Gerakan Nuriah terhenti saat hendak menyapu karpet, menyadari Mutia yang masih belum beranjak dari tiduran di ruang tengah. Ia tak tahu harus melakukan apa. Sudah berkali-kali ibunya mengingatkan untuk segera sarapan tapi tidak juga diindahkannya. Suara langkah-langkah dari halaman rumah terdengar mendekat.
“Assalamualaikum. Permisi.”
Mutia membalikkan kepala ke depan. Ada dua orang, laki-laki dan perempuan dengan baju seragam berwarna biru. Yang laki-laki menenteng kamera. Si perempuan berambut sebahu berdiri di ambang pintu dan melengkungkan senyum.
“Walaikum Salam,” sambut Nuriah yang hampir menyapukan debu dan sampah tisu ke arah tamu asingnya.
“Dengan Ibu Nuriah? Boleh saya masuk Bu? Saya dari Jagad TV,” kata si perempuan.
Si reporter dan rekannya memperkenalkan nama masing-masing lalu menyampaikan maksudnya. Nuriah mengangguk setelah mengerutkan kening sejenak. Ia yang sedang memakai daster lengan sesiku segera meraih jilbab instan di kamar. Karena merasa canggung dan khawatir melihat dirinya sendiri di televisi, Mutia lebih memilih menghindar.
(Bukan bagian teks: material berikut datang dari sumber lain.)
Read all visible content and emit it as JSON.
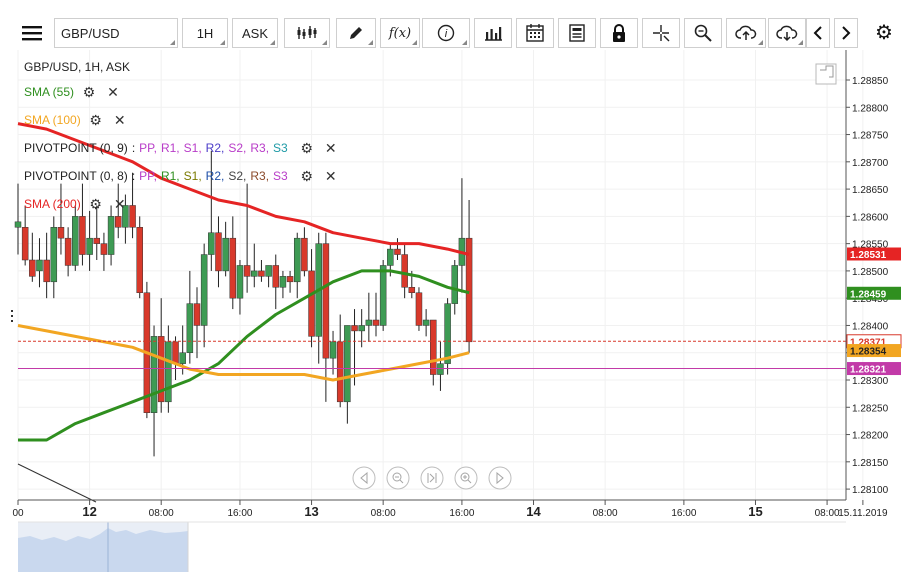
{
  "toolbar": {
    "symbol": "GBP/USD",
    "timeframe": "1H",
    "price_type": "ASK",
    "fx_label": "f(x)"
  },
  "legend": {
    "title": "GBP/USD, 1H, ASK",
    "sma55": "SMA (55)",
    "sma100": "SMA (100)",
    "sma200": "SMA (200)",
    "pivot1_name": "PIVOTPOINT (0, 9)",
    "pivot2_name": "PIVOTPOINT (0, 8)",
    "pivot_prefix": ":",
    "pivot_items": [
      "PP,",
      "R1,",
      "S1,",
      "R2,",
      "S2,",
      "R3,",
      "S3"
    ]
  },
  "colors": {
    "bull": "#3e9b54",
    "bear": "#d8392b",
    "sma55": "#2f8f1f",
    "sma100": "#f2a622",
    "sma200": "#e52424",
    "current": "#d8392b",
    "pivot_line": "#c23aa8",
    "pivot1": [
      "#b83cc8",
      "#b83cc8",
      "#b83cc8",
      "#4b3cc8",
      "#b83cc8",
      "#b83cc8",
      "#1e9aa6"
    ],
    "pivot2": [
      "#b83cc8",
      "#2f8f1f",
      "#7a7a00",
      "#1e4fa8",
      "#444444",
      "#8a4a2a",
      "#b83cc8"
    ]
  },
  "chart_data": {
    "type": "candlestick",
    "symbol": "GBP/USD",
    "timeframe": "1H",
    "y_range": [
      1.2808,
      1.28905
    ],
    "y_ticks": [
      1.281,
      1.2815,
      1.282,
      1.2825,
      1.283,
      1.2835,
      1.284,
      1.2845,
      1.285,
      1.2855,
      1.286,
      1.2865,
      1.287,
      1.2875,
      1.288,
      1.2885
    ],
    "x_ticks": [
      {
        "t": 0,
        "label": "00",
        "major": false
      },
      {
        "t": 10,
        "label": "12",
        "major": true
      },
      {
        "t": 20,
        "label": "08:00",
        "major": false
      },
      {
        "t": 31,
        "label": "16:00",
        "major": false
      },
      {
        "t": 41,
        "label": "13",
        "major": true
      },
      {
        "t": 51,
        "label": "08:00",
        "major": false
      },
      {
        "t": 62,
        "label": "16:00",
        "major": false
      },
      {
        "t": 72,
        "label": "14",
        "major": true
      },
      {
        "t": 82,
        "label": "08:00",
        "major": false
      },
      {
        "t": 93,
        "label": "16:00",
        "major": false
      },
      {
        "t": 103,
        "label": "15",
        "major": true
      },
      {
        "t": 113,
        "label": "08:00",
        "major": false
      },
      {
        "t": 118,
        "label": "15.11.2019",
        "major": false
      }
    ],
    "candles": [
      [
        0,
        1.2858,
        1.2866,
        1.2853,
        1.2859
      ],
      [
        1,
        1.2858,
        1.2862,
        1.2851,
        1.2852
      ],
      [
        2,
        1.2852,
        1.2857,
        1.2848,
        1.2849
      ],
      [
        3,
        1.285,
        1.2856,
        1.2847,
        1.2852
      ],
      [
        4,
        1.2852,
        1.2857,
        1.2845,
        1.2848
      ],
      [
        5,
        1.2848,
        1.286,
        1.2845,
        1.2858
      ],
      [
        6,
        1.2858,
        1.2866,
        1.2853,
        1.2856
      ],
      [
        7,
        1.2856,
        1.2858,
        1.2849,
        1.2851
      ],
      [
        8,
        1.2851,
        1.2862,
        1.285,
        1.286
      ],
      [
        9,
        1.286,
        1.2866,
        1.2851,
        1.2853
      ],
      [
        10,
        1.2853,
        1.2861,
        1.285,
        1.2856
      ],
      [
        11,
        1.2856,
        1.2862,
        1.2852,
        1.2855
      ],
      [
        12,
        1.2855,
        1.2857,
        1.285,
        1.2853
      ],
      [
        13,
        1.2853,
        1.2862,
        1.2851,
        1.286
      ],
      [
        14,
        1.286,
        1.2866,
        1.2856,
        1.2858
      ],
      [
        15,
        1.2858,
        1.2864,
        1.2855,
        1.2862
      ],
      [
        16,
        1.2862,
        1.2868,
        1.2856,
        1.2858
      ],
      [
        17,
        1.2858,
        1.286,
        1.2845,
        1.2846
      ],
      [
        18,
        1.2846,
        1.2848,
        1.2823,
        1.2824
      ],
      [
        19,
        1.2824,
        1.284,
        1.2816,
        1.2838
      ],
      [
        20,
        1.2838,
        1.2845,
        1.2824,
        1.2826
      ],
      [
        21,
        1.2826,
        1.284,
        1.2824,
        1.2837
      ],
      [
        22,
        1.2837,
        1.2838,
        1.283,
        1.2833
      ],
      [
        23,
        1.2833,
        1.284,
        1.2831,
        1.2835
      ],
      [
        24,
        1.2835,
        1.285,
        1.2833,
        1.2844
      ],
      [
        25,
        1.2844,
        1.2847,
        1.2834,
        1.284
      ],
      [
        26,
        1.284,
        1.2855,
        1.2836,
        1.2853
      ],
      [
        27,
        1.2853,
        1.2872,
        1.285,
        1.2857
      ],
      [
        28,
        1.2857,
        1.286,
        1.2847,
        1.285
      ],
      [
        29,
        1.285,
        1.2859,
        1.2849,
        1.2856
      ],
      [
        30,
        1.2856,
        1.286,
        1.2843,
        1.2845
      ],
      [
        31,
        1.2845,
        1.2852,
        1.2842,
        1.2851
      ],
      [
        32,
        1.2851,
        1.2866,
        1.2846,
        1.2849
      ],
      [
        33,
        1.2849,
        1.2855,
        1.2847,
        1.285
      ],
      [
        34,
        1.285,
        1.2852,
        1.2848,
        1.2849
      ],
      [
        35,
        1.2849,
        1.2851,
        1.2847,
        1.2851
      ],
      [
        36,
        1.2851,
        1.2853,
        1.2843,
        1.2847
      ],
      [
        37,
        1.2847,
        1.285,
        1.2845,
        1.2849
      ],
      [
        38,
        1.2849,
        1.285,
        1.2846,
        1.2848
      ],
      [
        39,
        1.2848,
        1.2857,
        1.2845,
        1.2856
      ],
      [
        40,
        1.2856,
        1.2858,
        1.2849,
        1.285
      ],
      [
        41,
        1.285,
        1.2854,
        1.2836,
        1.2838
      ],
      [
        42,
        1.2838,
        1.2857,
        1.2833,
        1.2855
      ],
      [
        43,
        1.2855,
        1.2857,
        1.2826,
        1.2834
      ],
      [
        44,
        1.2834,
        1.2839,
        1.2831,
        1.2837
      ],
      [
        45,
        1.2837,
        1.2842,
        1.2825,
        1.2826
      ],
      [
        46,
        1.2826,
        1.284,
        1.2822,
        1.284
      ],
      [
        47,
        1.284,
        1.2843,
        1.2829,
        1.2839
      ],
      [
        48,
        1.2839,
        1.2843,
        1.2836,
        1.284
      ],
      [
        49,
        1.284,
        1.2846,
        1.2837,
        1.2841
      ],
      [
        50,
        1.2841,
        1.2846,
        1.2838,
        1.284
      ],
      [
        51,
        1.284,
        1.2852,
        1.2839,
        1.2851
      ],
      [
        52,
        1.2851,
        1.2855,
        1.2849,
        1.2854
      ],
      [
        53,
        1.2854,
        1.2856,
        1.2852,
        1.2853
      ],
      [
        54,
        1.2853,
        1.2855,
        1.2845,
        1.2847
      ],
      [
        55,
        1.2847,
        1.285,
        1.2845,
        1.2846
      ],
      [
        56,
        1.2846,
        1.2847,
        1.2839,
        1.284
      ],
      [
        57,
        1.284,
        1.2843,
        1.2838,
        1.2841
      ],
      [
        58,
        1.2841,
        1.2841,
        1.2829,
        1.2831
      ],
      [
        59,
        1.2831,
        1.2837,
        1.2828,
        1.2833
      ],
      [
        60,
        1.2833,
        1.2845,
        1.2831,
        1.2844
      ],
      [
        61,
        1.2844,
        1.2852,
        1.2842,
        1.2851
      ],
      [
        62,
        1.2851,
        1.2867,
        1.2846,
        1.2856
      ],
      [
        63,
        1.2856,
        1.2863,
        1.2835,
        1.2837
      ]
    ],
    "series": [
      {
        "name": "SMA (55)",
        "values": [
          [
            0,
            1.2819
          ],
          [
            4,
            1.2819
          ],
          [
            8,
            1.2822
          ],
          [
            12,
            1.2824
          ],
          [
            16,
            1.2826
          ],
          [
            20,
            1.2828
          ],
          [
            24,
            1.283
          ],
          [
            28,
            1.2833
          ],
          [
            32,
            1.2838
          ],
          [
            36,
            1.2842
          ],
          [
            40,
            1.2845
          ],
          [
            44,
            1.2848
          ],
          [
            48,
            1.285
          ],
          [
            52,
            1.285
          ],
          [
            56,
            1.2849
          ],
          [
            60,
            1.2847
          ],
          [
            63,
            1.2846
          ]
        ]
      },
      {
        "name": "SMA (100)",
        "values": [
          [
            0,
            1.284
          ],
          [
            4,
            1.2839
          ],
          [
            8,
            1.2838
          ],
          [
            12,
            1.2837
          ],
          [
            16,
            1.2836
          ],
          [
            20,
            1.2834
          ],
          [
            24,
            1.2832
          ],
          [
            28,
            1.2831
          ],
          [
            32,
            1.2831
          ],
          [
            36,
            1.2831
          ],
          [
            40,
            1.2831
          ],
          [
            44,
            1.283
          ],
          [
            48,
            1.2831
          ],
          [
            52,
            1.2832
          ],
          [
            56,
            1.2833
          ],
          [
            60,
            1.2834
          ],
          [
            63,
            1.2835
          ]
        ]
      },
      {
        "name": "SMA (200)",
        "values": [
          [
            0,
            1.2877
          ],
          [
            4,
            1.2876
          ],
          [
            8,
            1.2874
          ],
          [
            12,
            1.2872
          ],
          [
            16,
            1.287
          ],
          [
            20,
            1.2867
          ],
          [
            24,
            1.2865
          ],
          [
            28,
            1.2863
          ],
          [
            32,
            1.2862
          ],
          [
            36,
            1.286
          ],
          [
            40,
            1.2859
          ],
          [
            44,
            1.2857
          ],
          [
            48,
            1.2856
          ],
          [
            52,
            1.2855
          ],
          [
            56,
            1.2855
          ],
          [
            60,
            1.2854
          ],
          [
            63,
            1.2853
          ]
        ]
      }
    ],
    "price_labels": [
      {
        "value": 1.28531,
        "text": "1.28531",
        "series": "SMA (200)"
      },
      {
        "value": 1.28459,
        "text": "1.28459",
        "series": "SMA (55)"
      },
      {
        "value": 1.28371,
        "text": "1.28371",
        "series": "current"
      },
      {
        "value": 1.28354,
        "text": "1.28354",
        "series": "SMA (100)"
      },
      {
        "value": 1.28321,
        "text": "1.28321",
        "series": "pivot"
      }
    ],
    "pivot_level": 1.28321,
    "current_price": 1.28371
  }
}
“Adek enggak mau diwawancara? Diam saja enggak apa-apa kok. Temani Ibu,” kata reporter itu dengan ramah. Mutia menggeleng sambil melirik Nuriah.
“Apa enggak kenapa-kenapa Ibu ngomong dan masuk TV?”
Si reporter perempuan melirik mereka bergantian, ia membuka mulut seperti ingin mengatakan sesuatu, tapi urung dilakukannya.